Face à ce constat, l’organisme a mis sur pied le projet « Emplois verts » qui vise à former et mentorer des personnes noires au sein d’emplois dans les secteurs de l’énergie verte, des politiques environnementales et de la science du climat.

« Face au constat que les enjeux environnementaux vécus par nos communautés ne sont pas souvent priorisés par les décideurs, on croit qu’en formant davantage de personnes noires dans le secteur de l’énergie verte et de l’environnement, ces personnes pourront mieux lutter contre la crise climatique dans leur propre communauté », explique le coordonnateur Muzamil Gadain.

Encore du chemin à faire

Si le gouvernement Legault nie encore l’existence du racisme systémique, le gouvernement du Canada, lui, admet l’existence du racisme environnemental. Samuel Lafontaine, porte-parole d’Environnement et Changement climatique Canada, a expliqué à Pivot que le racisme environnemental est un « fait de longue date au Canada ».

Le 8 février dernier, le gouvernement du Canada a lancé une démarche inédite de consultation publique afin de renforcer la Loi canadienne sur la protection de l’environnement, en vertu du projet de loi C-226 visant à faire progresser la justice environnementale. Le gouvernement déposera d’ici juin 2025 une stratégie nationale pour prévenir et combattre le racisme environnemental.

Pour Black Environmental Initiative, de tels développements sont de bon augure. Mais encore faut-il qu’il y ait une représentation adéquate des communautés concernées au sein des instances de pouvoir, sans quoi il serait étonnant que les réalités du terrain soient réellement comprises, croit Muzamil Gadain.

De nombreux·ses Canadien·nes se plongent dans l’ignorance collective.

« Tant que les gens au pouvoir sont déconnectés de la réalité quotidienne de nos communautés, comment sont-ils censés prendre des décisions pour nous? » demande-t-il. « Si nous avons des gens au pouvoir qui vivent les conséquences d’un Canada raciste, ils seront en mesure d’implémenter des politiques et des efforts pour agir contre le racisme environnemental. »

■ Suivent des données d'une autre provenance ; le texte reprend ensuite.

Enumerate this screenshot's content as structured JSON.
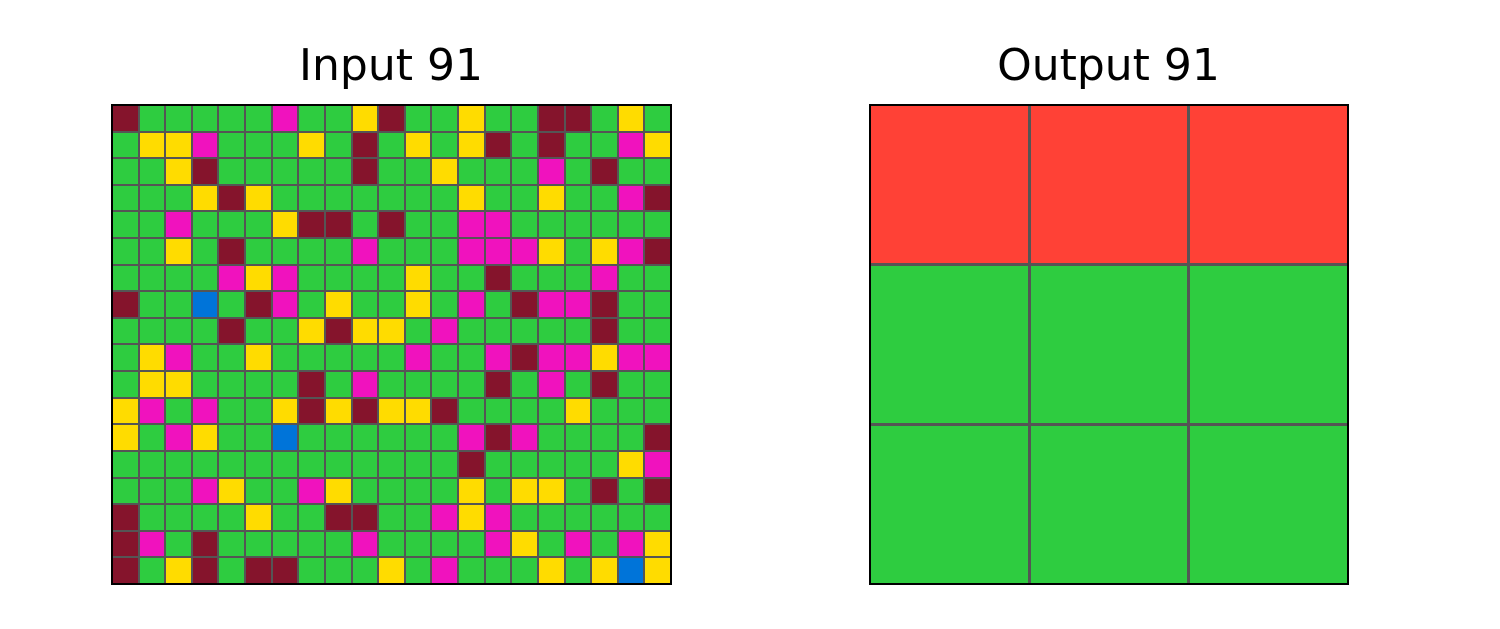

Un autre constat évident, selon le coordonnateur de projet, est aussi l’ignorance collective dans laquelle se plongent de trop nombreux·ses Canadien·nes. « Un premier pas est de reconnaître le tort causé par les ancêtres colonisateurs, s’éduquer sur l’histoire du colonialisme au Canada, et comprendre ses impacts continus sur la nature, le territoire, les gens. »

Muzamil Gadain rappelle aussi que la lutte au racisme environnemental se fera aussi avec les allié·es : que ce soit en soutenant financièrement des initiatives pour la justice environnementale, ou encore en étant bénévoles pour un organisme de quartier, l’ensemble de la société pour offrir son appui aux communautés racisées et autochtones.